We can only hope Van Wagenen has learned the real purpose of these meetings. For seasoned GM’s, the sessions are a time to get re-acquainted with compadres who remember meetings from a decade ago.
New GM’s, like Scott Harris, who was appointed just yesterday by the San Francisco Giants, and Brian O’Halloran of the Boston Red Sox are also on the scene for the first time. The Mets want and need to make acquaintances with them so that the voice on the phone in later talks becomes connected to a face.
Brodie’s homework: write an essay on networking
In the business world, it’s called networking. It can be a union convention or a car show, but the primary purpose is always the same – make positive contact with people who can help you in the future.
There’s real business conducted as well. The MLB Player’s union will be there looking to lobby for support among general managers to change free-agency rules – a topic for another day.
Other business will focus on the three-batter minimum rule for pitchers entering a game that is set to take effect this season.
But the Mets and, in particular, Brodie Van Wagenen can best use this time by establishing the “framework” or foundation of a trade with another team that may or may not be consummated later.
A typical and positive conversation might be something like this:
General Manager X: Hey Brodie, we have an interest in Noah Syndergaard. Do me a favor, take a look at our roster, and give me a call in a few days if you think we might have a match”.
Mets GM Van Wagenen: “Sounds good. I’ll do that.”
Later in the hotel lounge where everyone is sharing a cocktail, the two spot each other and Van Wagenen approaches GM X with this exchange:
Van Wagenen: “I decided not to wait until we get back. Omar Minaya and I like Player X a lot. We’ll need one of your prospects, and you’ll need to have Player X submit to a physical by our team doctors before anything is finalized…”
GM X: “Okay, that shouldn’t be a problem. Let me get with my guys, and I’ll get back to you”.
Mets GM Van Wagenen: “Great, and here’s my GM only phone number. Wow, that guy can play the piano…”
Explore – touch base with as many GM’s as you can. And don’t forget the Assistant GM’s you might bump into on the elevator. Make the acquaintance on behalf of the Mets. You never know…
Mets: A conversation a day keeps the mistakes away
The Mets have needs. Unless they are willing to dive headlong into the expensive free-agent market, trades are the only sure-fire way to strengthen their team.
Yesterday, we broke the current Mets roster down, ranking players in terms of trade value to another team.

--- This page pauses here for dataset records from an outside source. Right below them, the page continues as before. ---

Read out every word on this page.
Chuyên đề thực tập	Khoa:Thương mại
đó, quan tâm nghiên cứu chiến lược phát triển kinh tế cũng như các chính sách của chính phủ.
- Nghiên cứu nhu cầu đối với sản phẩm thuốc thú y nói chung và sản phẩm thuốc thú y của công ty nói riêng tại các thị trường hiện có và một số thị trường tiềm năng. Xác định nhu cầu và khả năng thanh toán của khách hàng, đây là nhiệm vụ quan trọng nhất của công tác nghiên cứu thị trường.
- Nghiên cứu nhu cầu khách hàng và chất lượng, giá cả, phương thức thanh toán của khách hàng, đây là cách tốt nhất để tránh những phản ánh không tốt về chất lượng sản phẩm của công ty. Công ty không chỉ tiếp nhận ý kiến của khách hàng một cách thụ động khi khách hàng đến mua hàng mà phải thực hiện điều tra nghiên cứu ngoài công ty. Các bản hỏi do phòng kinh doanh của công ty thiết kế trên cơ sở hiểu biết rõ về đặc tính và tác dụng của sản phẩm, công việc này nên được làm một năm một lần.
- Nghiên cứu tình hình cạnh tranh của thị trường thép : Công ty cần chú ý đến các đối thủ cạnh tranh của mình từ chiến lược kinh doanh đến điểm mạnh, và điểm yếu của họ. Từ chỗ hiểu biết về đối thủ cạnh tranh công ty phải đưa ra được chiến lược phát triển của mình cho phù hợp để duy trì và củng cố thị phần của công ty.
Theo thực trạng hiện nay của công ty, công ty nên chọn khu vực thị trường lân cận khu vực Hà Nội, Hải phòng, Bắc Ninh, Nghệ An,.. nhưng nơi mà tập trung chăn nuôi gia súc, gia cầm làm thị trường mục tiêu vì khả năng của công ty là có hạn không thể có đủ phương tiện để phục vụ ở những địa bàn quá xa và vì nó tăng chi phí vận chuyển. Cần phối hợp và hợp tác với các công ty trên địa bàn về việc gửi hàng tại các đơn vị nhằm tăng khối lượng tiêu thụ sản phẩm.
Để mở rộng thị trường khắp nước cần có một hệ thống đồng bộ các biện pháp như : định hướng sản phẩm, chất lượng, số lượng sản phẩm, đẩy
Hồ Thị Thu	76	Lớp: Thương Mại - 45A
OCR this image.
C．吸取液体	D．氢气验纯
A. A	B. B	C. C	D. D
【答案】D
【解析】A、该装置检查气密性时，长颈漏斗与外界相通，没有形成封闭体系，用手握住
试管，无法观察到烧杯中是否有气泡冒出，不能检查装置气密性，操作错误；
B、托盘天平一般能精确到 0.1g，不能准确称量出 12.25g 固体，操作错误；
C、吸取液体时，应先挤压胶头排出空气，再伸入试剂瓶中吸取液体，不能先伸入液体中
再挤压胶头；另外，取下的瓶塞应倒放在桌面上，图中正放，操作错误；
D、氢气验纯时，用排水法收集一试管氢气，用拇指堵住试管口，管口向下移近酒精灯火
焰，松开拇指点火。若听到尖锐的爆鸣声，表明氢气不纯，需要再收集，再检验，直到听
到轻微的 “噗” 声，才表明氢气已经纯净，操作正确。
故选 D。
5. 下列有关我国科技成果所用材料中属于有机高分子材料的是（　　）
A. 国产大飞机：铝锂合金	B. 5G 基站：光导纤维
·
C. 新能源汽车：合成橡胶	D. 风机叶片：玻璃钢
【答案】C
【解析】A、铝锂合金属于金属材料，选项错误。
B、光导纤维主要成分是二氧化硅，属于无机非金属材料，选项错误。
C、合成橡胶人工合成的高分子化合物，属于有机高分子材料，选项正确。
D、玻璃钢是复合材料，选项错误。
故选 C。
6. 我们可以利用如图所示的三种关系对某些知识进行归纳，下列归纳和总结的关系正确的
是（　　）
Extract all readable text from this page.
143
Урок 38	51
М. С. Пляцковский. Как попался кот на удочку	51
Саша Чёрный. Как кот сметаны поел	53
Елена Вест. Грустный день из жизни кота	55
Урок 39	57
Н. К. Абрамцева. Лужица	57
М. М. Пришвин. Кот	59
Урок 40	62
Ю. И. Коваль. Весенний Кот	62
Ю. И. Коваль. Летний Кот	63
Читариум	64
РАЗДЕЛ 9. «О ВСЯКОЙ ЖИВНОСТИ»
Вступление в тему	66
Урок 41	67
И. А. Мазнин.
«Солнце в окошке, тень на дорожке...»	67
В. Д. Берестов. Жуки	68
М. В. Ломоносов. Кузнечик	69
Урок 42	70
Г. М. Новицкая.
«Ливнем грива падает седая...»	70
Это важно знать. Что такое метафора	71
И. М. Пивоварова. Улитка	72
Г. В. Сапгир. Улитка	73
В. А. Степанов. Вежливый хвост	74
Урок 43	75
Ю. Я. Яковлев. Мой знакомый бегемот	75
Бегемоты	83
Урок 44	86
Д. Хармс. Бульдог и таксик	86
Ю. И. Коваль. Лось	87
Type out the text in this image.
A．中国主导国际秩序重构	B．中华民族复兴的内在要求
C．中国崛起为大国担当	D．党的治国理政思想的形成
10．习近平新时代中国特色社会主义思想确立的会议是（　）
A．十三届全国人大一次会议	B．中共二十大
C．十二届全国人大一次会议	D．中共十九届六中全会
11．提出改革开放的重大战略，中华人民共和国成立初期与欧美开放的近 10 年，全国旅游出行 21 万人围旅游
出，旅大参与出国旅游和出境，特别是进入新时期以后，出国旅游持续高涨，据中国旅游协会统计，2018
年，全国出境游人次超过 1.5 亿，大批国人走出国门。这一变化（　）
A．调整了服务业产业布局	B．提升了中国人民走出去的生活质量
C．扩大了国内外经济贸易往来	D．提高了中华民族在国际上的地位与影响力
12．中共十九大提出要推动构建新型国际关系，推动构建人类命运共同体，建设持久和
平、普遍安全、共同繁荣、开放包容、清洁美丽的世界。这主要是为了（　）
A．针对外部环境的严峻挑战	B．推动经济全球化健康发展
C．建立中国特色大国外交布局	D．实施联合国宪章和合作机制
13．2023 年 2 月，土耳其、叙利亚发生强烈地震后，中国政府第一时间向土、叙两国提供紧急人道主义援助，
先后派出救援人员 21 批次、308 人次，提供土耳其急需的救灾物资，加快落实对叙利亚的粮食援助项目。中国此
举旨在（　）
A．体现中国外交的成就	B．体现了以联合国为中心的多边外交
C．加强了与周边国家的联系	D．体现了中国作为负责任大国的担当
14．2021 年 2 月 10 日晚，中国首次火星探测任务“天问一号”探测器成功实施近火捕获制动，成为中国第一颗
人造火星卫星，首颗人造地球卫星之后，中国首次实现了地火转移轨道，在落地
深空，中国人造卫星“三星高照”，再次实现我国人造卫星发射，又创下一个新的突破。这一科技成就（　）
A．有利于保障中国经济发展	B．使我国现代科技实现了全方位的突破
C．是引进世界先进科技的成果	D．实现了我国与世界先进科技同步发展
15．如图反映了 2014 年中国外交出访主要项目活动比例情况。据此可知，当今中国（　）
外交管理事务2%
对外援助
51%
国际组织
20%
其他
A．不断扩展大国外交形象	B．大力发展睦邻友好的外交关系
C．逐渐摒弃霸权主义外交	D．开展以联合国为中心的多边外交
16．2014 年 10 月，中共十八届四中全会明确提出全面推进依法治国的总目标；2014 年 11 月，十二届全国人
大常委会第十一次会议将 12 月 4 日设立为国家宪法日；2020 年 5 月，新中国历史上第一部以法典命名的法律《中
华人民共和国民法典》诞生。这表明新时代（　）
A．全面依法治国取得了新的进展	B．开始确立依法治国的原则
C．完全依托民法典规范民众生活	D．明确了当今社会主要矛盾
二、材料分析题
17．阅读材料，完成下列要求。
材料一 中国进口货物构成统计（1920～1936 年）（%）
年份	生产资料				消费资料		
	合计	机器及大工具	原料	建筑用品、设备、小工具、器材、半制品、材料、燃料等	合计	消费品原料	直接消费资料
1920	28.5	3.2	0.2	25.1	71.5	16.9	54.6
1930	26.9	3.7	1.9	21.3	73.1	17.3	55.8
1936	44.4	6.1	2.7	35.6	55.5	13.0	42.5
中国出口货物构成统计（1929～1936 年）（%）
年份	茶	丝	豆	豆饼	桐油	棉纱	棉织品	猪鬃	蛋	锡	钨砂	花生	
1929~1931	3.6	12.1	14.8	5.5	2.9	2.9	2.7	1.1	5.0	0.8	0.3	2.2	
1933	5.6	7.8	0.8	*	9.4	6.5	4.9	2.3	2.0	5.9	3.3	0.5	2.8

The time Brodie Van Wagenen and his staff in Scottsdale is when the Mets should be seeking to learn if potential trade partners see the ranking the same way.
Following the meetings, the sit-downs Brodie has with his staff as they exchange notes and thoughts become the framework for the real thing when actual discussions are held and deals negotiated.
Last year, Van Wagenen, on behalf of the Mets, jumped the gun. Hopefully, he has learned his lesson well.